Service task with transient health failure

First, SwarmKit waits with probing until the start period is over. Then, we have a first health check. Shortly thereafter, the task fails when probed. It fails two consecutive times but then it recovers. Thus, health check number 4 is again successful and SwarmKit leaves the task running.

Here, we, see a task that is permanently failing:

Permanent failure of task

If the task does not recover and after having three retries (or as many as you have defined), then SwarmKit first sends a SIGTERM to the container of the task, and if that times out after 10 seconds, it sends a SIGKILL signal.

We have just learned how we can define a health check for a service in the Dockerfile of its image. But this is not the only way. We can also define the health check in a stack file that we use to deploy our application into a Docker Swarm. Here is a short snippet of what such a stack file would look like:

version: "3.5"
services:
  web:
    image: example/web:1.0
    healthcheck:
      test: ["CMD", "curl", "-f", "http://localhost:3000/health"]
      interval: 30s
      timeout: 10s
      retries: 3
      start_period: 60s
...

In this snippet, we see how the health check-related information is defined in the stack file. First and foremost, it is important to realize that we have to define a health check for every service individually. There is no health check on an application or global level.

Similar to what we have defined previously in the Dockerfile, the command that is used to execute the health check by the SwarmKit is curl -f http://localhost:3000/health. We also have definitions for interval, timeout, retries, and start_period. These latter four key-value pairs have the same meaning as the corresponding parameters we used in the Dockerfile. If there are health check-related settings defined in the image, then the ones defined in the stack file override the ones from the Dockerfile.

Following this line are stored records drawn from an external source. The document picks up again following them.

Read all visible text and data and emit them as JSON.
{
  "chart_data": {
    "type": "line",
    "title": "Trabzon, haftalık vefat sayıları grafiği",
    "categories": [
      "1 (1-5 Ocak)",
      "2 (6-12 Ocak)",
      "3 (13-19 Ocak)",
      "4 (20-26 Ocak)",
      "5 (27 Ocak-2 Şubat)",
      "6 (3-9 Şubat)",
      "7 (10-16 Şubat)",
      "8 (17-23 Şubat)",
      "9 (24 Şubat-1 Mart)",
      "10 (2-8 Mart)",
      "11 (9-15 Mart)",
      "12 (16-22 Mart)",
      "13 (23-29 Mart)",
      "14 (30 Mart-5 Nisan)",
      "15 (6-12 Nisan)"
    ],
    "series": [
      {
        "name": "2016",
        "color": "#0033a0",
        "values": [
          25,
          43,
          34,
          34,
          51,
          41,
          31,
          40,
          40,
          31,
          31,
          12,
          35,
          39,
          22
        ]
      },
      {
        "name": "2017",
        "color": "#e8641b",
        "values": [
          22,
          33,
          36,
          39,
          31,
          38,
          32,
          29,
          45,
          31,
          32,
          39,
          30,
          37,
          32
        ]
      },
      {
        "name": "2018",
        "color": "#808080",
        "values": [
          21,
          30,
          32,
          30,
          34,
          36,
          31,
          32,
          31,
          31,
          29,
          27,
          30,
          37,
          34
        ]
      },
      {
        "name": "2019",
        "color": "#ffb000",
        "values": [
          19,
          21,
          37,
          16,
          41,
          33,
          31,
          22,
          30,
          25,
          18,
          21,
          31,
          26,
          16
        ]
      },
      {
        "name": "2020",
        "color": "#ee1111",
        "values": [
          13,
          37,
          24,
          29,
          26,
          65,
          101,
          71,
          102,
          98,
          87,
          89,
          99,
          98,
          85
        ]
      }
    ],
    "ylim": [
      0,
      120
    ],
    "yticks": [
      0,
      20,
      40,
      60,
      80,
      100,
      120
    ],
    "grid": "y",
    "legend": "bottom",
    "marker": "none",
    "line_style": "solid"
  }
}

Now, let's try to use a service that has a health check defined. In our lab folder, we have a file called stack-health.yaml with the following content:

version: "3.5"
services:
  web:
    image: nginx:alpine
    healthcheck:
      test: ["CMD", "wget", "-qO", "-", "http://localhost"]
      interval: 5s
      timeout: 2s
      retries: 3
      start_period: 15s

That we're going to deploy now:

$ docker stack deploy -c stack-health.yaml myapp

We can find out where the single task got deployed to by using docker stack ps myapp. On that particular node, we can list all containers to find the one of our stack. In my example, the task had been deployed to node-3:

Displaying the health status of a running task instance

The interesting thing in this screenshot is the STATUS column. Docker, or more precisely SwarmKit, has recognized that the service has a health check function defined and is using it to determine the health of each task of the service.